Une journée dans la vie d’UP Express : diversité après diversité

Chaque fois que la navette de l’aéroport quitte le quai, c’est avec tout un lot de personnages colorés à son bord – et un cockapoo des plus mignons.

Quand on prend UP Express, la navette ferroviaire qui relie l’aéroport international Pearson de Toronto et le centre-ville par la gare Union depuis maintenant quatre ans, c’est chaque fois une expérience extraordinaire. Tous les jours, ce sont des personnages entièrement différents que l’on y rencontre, chacun avec une histoire unique.

UP 2 Rick Radell

Un lundi, il y a peu de temps, la diversité des gens – et de leurs raisons de se déplacer – était particulièrement remarquable. Tous les jours, et même toutes les heures, il y en a certains qui vont à un congrès, d’autres à des attractions touristiques, d’autres encore à des matchs de sport, des destinations vacances ou des réunions d’affaires.

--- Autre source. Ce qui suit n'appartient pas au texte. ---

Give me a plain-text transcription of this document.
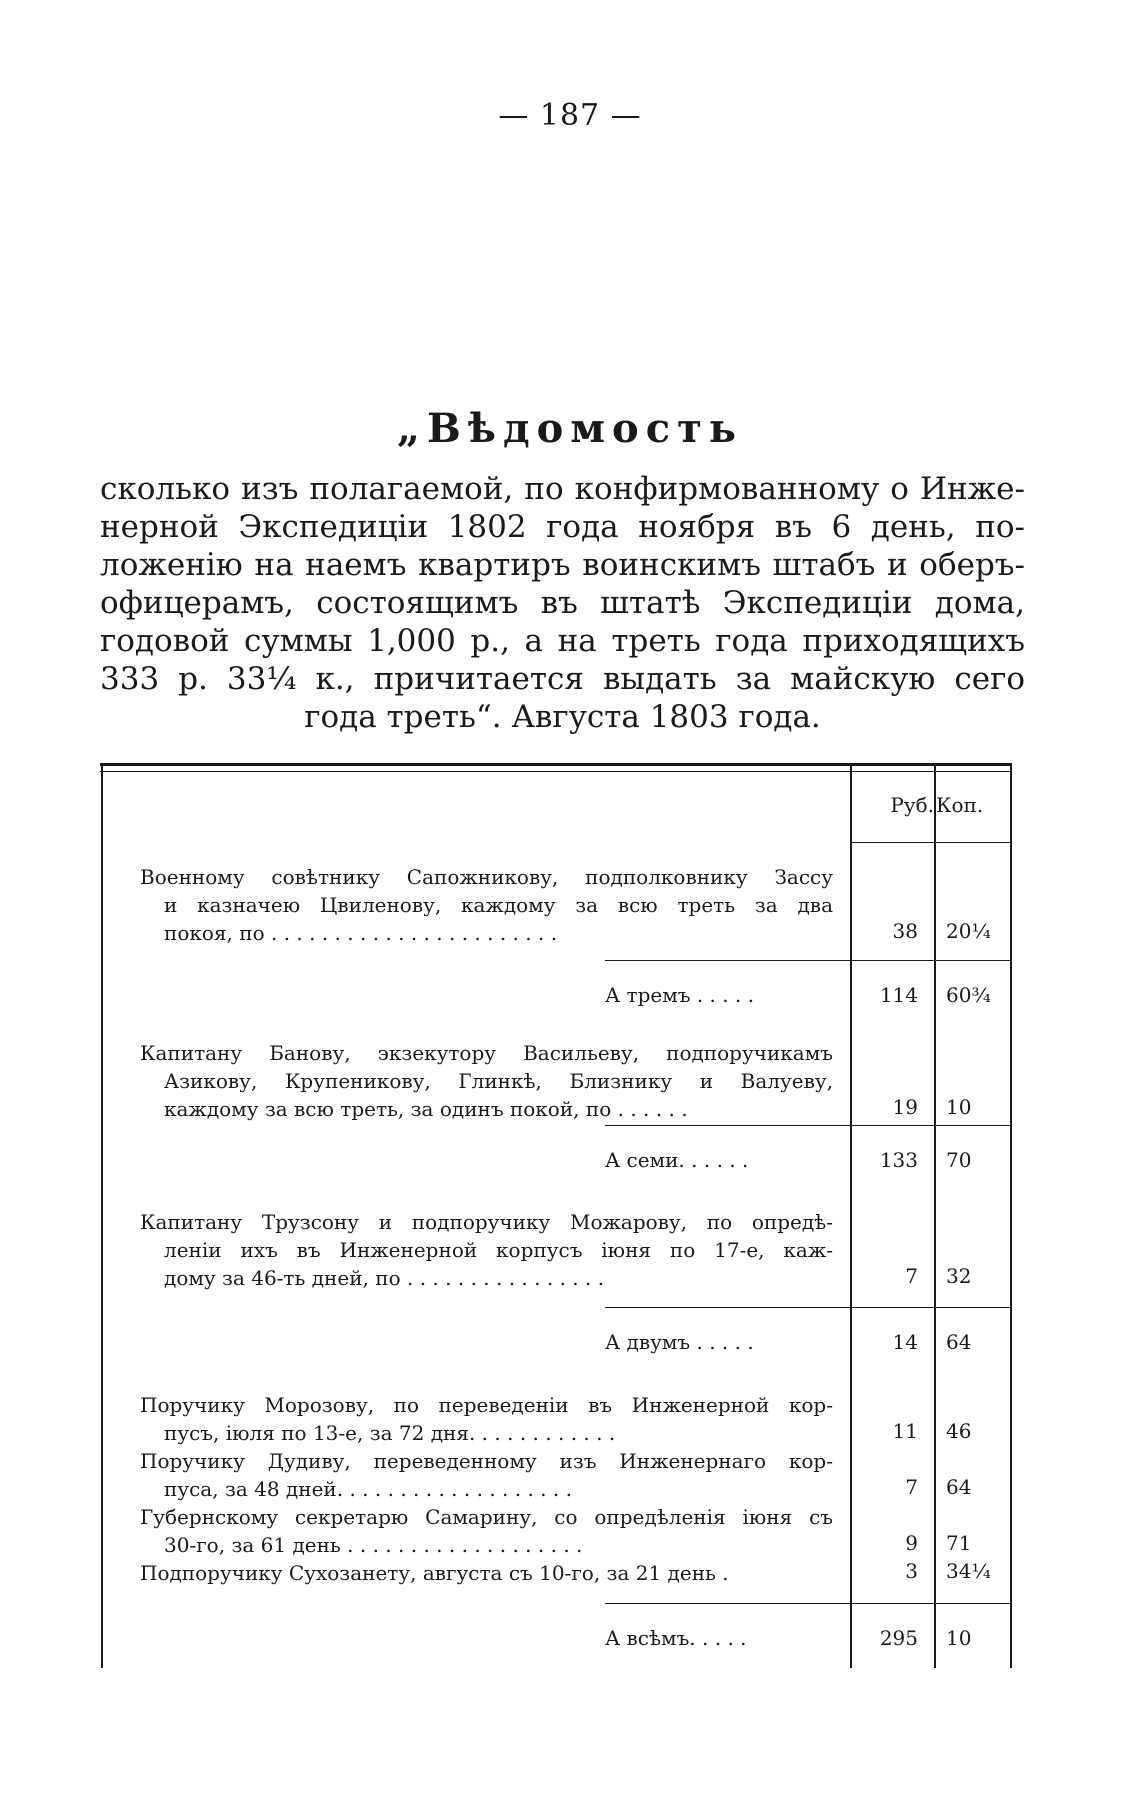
— 187 —
„Вѣдомость
сколько изъ полагаемой, по конфирмованному о Инже-
нерной Экспедиціи 1802 года ноября въ 6 день, по-
ложенію на наемъ квартиръ воинскимъ штабъ и оберъ-
офицерамъ, состоящимъ въ штатѣ Экспедиціи дома,
годовой суммы 1,000 р., а на треть года приходящихъ
333 р. 33¼ к., причитается выдать за майскую сего
года треть“. Августа 1803 года.
Руб. Коп.
Военному совѣтнику Сапожникову, подполковнику Зассу
и казначею Цвиленову, каждому за всю треть за два
покоя, по . . . . . . . . . . . . . . . . . . . . . . .	38 20¼
А тремъ . . . . .	114 60¾
Капитану Банову, экзекутору Васильеву, подпоручикамъ
Азикову, Крупеникову, Глинкѣ, Близнику и Валуеву,
каждому за всю треть, за одинъ покой, по . . . . . .	19 10
А семи. . . . . .	133 70
Капитану Трузсону и подпоручику Можарову, по опредѣ-
леніи ихъ въ Инженерной корпусъ іюня по 17-е, каж-
дому за 46-ть дней, по . . . . . . . . . . . . . . . .	7 32
А двумъ . . . . .	14 64
Поручику Морозову, по переведеніи въ Инженерной кор-
пусъ, іюля по 13-е, за 72 дня. . . . . . . . . . . .	11 46
Поручику Дудиву, переведенному изъ Инженернаго кор-
пуса, за 48 дней. . . . . . . . . . . . . . . . . . .	7 64
Губернскому секретарю Самарину, со опредѣленія іюня съ
30-го, за 61 день . . . . . . . . . . . . . . . . . . .	9 71
Подпоручику Сухозанету, августа съ 10-го, за 21 день .	3 34¼
А всѣмъ. . . . .	295 10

Et d’autres rentrent chez eux.

L’histoire de chacun pourrait prendre encore bien plus longtemps à raconter.

Dans la région élargie du Golden Horseshoe, en Ontario, le 15 juillet était une magnifique journée d’été; avec un maximum de 25 °C, c’était d’ailleurs un jour qu’on allait bien regretter lors des jours humides qui allaient s’ensuivre.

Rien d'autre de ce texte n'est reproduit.